Amiche da morire: dove è stato girato? Le location del film

I luoghi di Amiche da morire si contraddistinguono per una luce a momenti insostenibile, creando un forte contrasto con la caverna e con i luoghi bui della perdizione umana.

Amiche da morire è una commedia dal sapore noir, in cui Giorgia Farina compone il racconto di un’amicizia tra donne, sfruttando forse un tipo di narrativa non troppo originale, ma comunque efficace grazie soprattutto alla caratterizzazione delle protagoniste. Ognuna di loro stigmatizzata nelle sue movenze e inclinazioni, in Amiche da morire il gruppetto finisce con l’intonare un canto divertente sullo sfondo di un mondo quasi astratto dalla realtà,; una comunità siciliana isolata (e isolana) che diviene una cosa sola con l’ambiente fisico e geografico che le circonda.

Tra Sicilia e Puglia, in Amiche da morire Giorgia Farina costruisce un luogo archetipico

Amiche da morire Cinematographe.it

L’ambientazione è infatti quella di un’isola siciliana, non meglio precisata, salvo presentare alcuni elementi che potrebbero portare a pensare si tratti dell’isola di Favignana, come l’impianto di lavorazione del tonno che risolve parte dei problemi delle tre donne. Normale dunque rimanere sorpresi nello scoprire che tutte le riprese si sono svolte in Puglia, nella provincia di Bari, per l’esattezza. Sullo sfondo alle vicende principali, Amiche da morire presenta un panorama stratificato, dove la componente umana costituisce un gruppo compatto che si muove e pensa in modo quasi univoco. I colori dominanti sono il nero delle vesti delle donne e i colori scuri e seri degli uomini intenti a far vivere nel tempo sentimenti e valori ancestrali.

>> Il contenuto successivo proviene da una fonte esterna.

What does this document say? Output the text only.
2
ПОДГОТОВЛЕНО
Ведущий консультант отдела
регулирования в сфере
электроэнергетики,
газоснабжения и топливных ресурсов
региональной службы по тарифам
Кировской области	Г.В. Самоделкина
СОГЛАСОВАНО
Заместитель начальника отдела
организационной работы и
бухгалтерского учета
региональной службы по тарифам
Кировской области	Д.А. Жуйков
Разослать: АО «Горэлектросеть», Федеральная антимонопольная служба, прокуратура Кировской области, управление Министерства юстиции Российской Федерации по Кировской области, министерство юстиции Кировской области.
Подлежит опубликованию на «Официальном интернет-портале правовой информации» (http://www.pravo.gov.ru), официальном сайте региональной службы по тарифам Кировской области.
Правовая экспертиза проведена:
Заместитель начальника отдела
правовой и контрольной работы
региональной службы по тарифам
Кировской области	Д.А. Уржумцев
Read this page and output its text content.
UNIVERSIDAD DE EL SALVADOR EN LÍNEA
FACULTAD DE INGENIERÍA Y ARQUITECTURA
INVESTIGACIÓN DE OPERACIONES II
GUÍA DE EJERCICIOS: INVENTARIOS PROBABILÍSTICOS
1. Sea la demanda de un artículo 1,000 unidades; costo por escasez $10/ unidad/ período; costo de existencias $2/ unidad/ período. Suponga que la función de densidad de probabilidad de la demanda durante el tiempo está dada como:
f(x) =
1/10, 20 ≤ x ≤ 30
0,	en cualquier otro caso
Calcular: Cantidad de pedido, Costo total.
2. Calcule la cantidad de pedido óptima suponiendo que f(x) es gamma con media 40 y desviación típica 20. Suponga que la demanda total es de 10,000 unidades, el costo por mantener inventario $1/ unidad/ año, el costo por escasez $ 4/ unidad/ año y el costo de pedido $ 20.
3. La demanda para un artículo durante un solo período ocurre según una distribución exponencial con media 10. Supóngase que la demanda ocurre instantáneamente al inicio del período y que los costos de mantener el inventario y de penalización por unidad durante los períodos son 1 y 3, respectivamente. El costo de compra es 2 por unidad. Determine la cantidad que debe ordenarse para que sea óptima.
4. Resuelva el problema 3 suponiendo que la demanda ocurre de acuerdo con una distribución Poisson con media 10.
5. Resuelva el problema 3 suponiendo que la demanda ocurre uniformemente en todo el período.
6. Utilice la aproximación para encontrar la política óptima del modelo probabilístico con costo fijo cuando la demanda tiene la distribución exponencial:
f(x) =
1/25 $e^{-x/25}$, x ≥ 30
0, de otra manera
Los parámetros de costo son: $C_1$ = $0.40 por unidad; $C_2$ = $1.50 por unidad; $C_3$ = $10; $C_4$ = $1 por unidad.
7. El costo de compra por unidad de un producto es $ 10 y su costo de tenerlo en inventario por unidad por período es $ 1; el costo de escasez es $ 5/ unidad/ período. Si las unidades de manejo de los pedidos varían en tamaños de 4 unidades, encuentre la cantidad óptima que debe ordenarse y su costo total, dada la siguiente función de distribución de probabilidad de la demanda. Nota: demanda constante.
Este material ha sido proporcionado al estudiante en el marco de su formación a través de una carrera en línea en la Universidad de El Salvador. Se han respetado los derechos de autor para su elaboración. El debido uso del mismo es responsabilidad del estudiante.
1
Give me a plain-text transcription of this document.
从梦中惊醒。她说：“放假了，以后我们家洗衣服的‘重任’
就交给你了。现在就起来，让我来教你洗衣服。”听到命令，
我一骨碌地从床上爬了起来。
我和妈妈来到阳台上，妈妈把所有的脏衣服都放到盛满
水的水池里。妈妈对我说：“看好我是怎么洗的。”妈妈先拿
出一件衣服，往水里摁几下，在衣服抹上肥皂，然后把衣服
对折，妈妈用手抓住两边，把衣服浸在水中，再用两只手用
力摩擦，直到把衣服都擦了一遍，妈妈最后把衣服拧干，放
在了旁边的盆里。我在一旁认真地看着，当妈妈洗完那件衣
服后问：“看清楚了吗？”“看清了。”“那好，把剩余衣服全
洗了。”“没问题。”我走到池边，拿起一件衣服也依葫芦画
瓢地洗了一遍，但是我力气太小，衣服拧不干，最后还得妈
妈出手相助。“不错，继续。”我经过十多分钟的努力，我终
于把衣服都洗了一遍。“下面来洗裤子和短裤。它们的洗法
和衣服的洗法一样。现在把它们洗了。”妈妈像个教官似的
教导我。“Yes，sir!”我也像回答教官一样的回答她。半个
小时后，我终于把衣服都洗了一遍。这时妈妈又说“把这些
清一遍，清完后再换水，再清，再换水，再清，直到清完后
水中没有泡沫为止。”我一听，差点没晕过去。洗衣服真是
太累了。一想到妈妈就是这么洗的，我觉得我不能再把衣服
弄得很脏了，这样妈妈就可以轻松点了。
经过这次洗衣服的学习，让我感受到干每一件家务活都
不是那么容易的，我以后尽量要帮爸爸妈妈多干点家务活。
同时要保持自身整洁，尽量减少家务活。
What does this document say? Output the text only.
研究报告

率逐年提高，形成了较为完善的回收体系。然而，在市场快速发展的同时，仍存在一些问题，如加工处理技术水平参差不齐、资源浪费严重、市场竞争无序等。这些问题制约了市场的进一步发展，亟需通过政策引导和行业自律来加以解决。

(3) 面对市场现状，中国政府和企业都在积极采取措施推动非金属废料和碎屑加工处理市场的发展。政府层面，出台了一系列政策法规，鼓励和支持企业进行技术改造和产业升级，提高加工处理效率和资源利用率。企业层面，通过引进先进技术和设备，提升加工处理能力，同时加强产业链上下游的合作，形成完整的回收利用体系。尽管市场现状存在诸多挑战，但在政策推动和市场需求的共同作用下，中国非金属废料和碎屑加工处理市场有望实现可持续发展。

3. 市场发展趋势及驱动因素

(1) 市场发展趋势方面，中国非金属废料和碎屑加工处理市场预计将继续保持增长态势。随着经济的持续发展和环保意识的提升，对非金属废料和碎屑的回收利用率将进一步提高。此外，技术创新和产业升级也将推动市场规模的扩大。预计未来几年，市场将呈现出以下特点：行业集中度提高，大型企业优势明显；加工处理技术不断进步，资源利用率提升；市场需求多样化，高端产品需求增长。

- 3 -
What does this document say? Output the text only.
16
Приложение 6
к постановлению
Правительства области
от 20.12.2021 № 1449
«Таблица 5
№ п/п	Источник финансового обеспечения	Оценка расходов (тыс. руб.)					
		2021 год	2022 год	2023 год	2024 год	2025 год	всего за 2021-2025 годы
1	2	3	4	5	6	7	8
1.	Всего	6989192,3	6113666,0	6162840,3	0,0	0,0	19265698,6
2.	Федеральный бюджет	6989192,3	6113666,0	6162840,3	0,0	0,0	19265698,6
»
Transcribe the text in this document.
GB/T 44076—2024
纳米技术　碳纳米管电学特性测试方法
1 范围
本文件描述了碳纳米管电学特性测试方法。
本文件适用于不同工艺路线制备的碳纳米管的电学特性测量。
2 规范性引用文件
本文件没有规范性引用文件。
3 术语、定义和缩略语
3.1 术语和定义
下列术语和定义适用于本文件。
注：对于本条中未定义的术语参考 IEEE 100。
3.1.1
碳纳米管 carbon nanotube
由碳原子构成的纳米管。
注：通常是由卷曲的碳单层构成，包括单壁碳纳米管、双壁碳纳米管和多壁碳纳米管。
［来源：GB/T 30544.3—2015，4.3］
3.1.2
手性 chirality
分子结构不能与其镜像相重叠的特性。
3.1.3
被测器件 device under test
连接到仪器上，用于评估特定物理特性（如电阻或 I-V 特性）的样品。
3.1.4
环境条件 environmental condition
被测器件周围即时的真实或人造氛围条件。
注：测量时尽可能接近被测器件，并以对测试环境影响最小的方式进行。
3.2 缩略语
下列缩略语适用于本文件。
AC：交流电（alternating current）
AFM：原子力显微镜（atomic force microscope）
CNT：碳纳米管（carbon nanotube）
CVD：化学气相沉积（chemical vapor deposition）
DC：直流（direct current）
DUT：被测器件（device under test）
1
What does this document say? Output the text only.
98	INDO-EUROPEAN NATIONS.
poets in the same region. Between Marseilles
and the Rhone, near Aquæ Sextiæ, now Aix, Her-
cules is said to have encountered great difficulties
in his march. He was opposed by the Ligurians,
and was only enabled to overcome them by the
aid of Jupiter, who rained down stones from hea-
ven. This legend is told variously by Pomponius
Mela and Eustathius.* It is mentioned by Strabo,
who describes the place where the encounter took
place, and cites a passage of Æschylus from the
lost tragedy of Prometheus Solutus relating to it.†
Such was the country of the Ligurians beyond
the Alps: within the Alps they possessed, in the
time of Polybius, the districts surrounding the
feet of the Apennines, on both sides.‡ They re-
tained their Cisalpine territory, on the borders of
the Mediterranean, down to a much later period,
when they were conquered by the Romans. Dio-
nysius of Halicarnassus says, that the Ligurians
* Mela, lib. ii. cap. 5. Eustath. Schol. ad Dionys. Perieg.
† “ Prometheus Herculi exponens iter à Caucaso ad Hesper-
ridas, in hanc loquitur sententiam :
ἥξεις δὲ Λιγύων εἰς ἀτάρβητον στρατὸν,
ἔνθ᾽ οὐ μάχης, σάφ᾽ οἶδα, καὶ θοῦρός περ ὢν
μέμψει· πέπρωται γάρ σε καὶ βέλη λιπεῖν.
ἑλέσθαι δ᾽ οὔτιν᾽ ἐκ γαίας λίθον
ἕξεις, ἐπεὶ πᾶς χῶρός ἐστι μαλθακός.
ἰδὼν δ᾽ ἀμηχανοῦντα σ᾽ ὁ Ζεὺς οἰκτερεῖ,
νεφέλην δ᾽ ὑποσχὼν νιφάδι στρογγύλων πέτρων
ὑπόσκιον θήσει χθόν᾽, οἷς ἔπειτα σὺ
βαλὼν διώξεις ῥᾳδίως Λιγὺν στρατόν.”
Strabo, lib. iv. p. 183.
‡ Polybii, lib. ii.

amiche da morire Cinematographe.it

I luoghi, al contrario, si contraddistinguono per una luce a momenti insostenibile, creando un forte contrasto con la caverna e con i luoghi bui della perdizione umana. Il mare che riflette il sole alto nel cielo, le case bianche, basse e solide a coadiuvare la sostanza granitica della comunità. Su questo sfondo che alterna bianco e nero, chiaro e scuro, in un’iterazione continua, le tre ragazze appena diventate amiche modulano la loro natura a seconda della situazione, dimostrando la capacità di adattarsi alle diverse necessità ostentando a turno le loro caratteristiche. Se l’ispettore interpretato da Vinicio Marchioni cerca di mettere alle strette il variegato trio Gerini-Impacciatore-Capotondi facendo leva proprio sulle loro diversità e sulle spigolature delle loro personalità, le tre “ribelli” ne traggono una via di fuga, sfruttando la loro varietà per meglio adattarsi e difendersi dagli attacchi che le raggiungono.

Le protagoniste di Amiche da morire diventano Tre Grazie che fronteggiano la corruzione della società.

Amiche da morire Cinematographe.it

Questa flessibilità permette alle protagoniste di salvarsi e di portare avanti un piano molto meno diabolico di quello che si potrebbe pensare, ma soprattutto istituisce un’opposizione netta rispetto a ciò che le circonda. Le terre di Domenico Modugno che accolgono la storia narrata dal film, diventano in questo senso un luogo alieno da se stesso, e la decisione di ambientare la diegesi in terra siciliana aiuta ancora di più questa sorta di straniamento, in cui i luoghi fisici sono archetipi di loro stessi.

Dalla poesia che Polignano a Mare porta con sé nell’immaginario comune, alle case bianche di Savelletri di Fasano che diventano parte integrante del senso e del contenuto del film, Amiche da morire porta sullo schermo una rivisitazione della Magna Grecia in cui si trovano Tre Grazie che devono fronteggiare la tirannia incombente della società civile corrotta, che minaccia persino di minare le loro vite, in realtà già etichettate da professioni e credenze popolari ridondanti. Ed è proprio l’unica “innocente” delle tre ad essere di fatto realmente colpevole di un delitto che è inequivocabilmente tale. Solo lei, la più angelica del gruppo, a compiere i gesti che, nonostante le situazioni ne possano giustificare in parte la sussistenza, risultano umanamente più discutibili.

Giorgia Farina sfrutta gli aspetti più fiabeschi di questi luoghi e li rende funzionali al suo racconto, senza però cadere in una redenzione dei personaggi a tutti i costi e, soprattutto, senza perdere la vena di umorismo che contraddistingue tutto il film.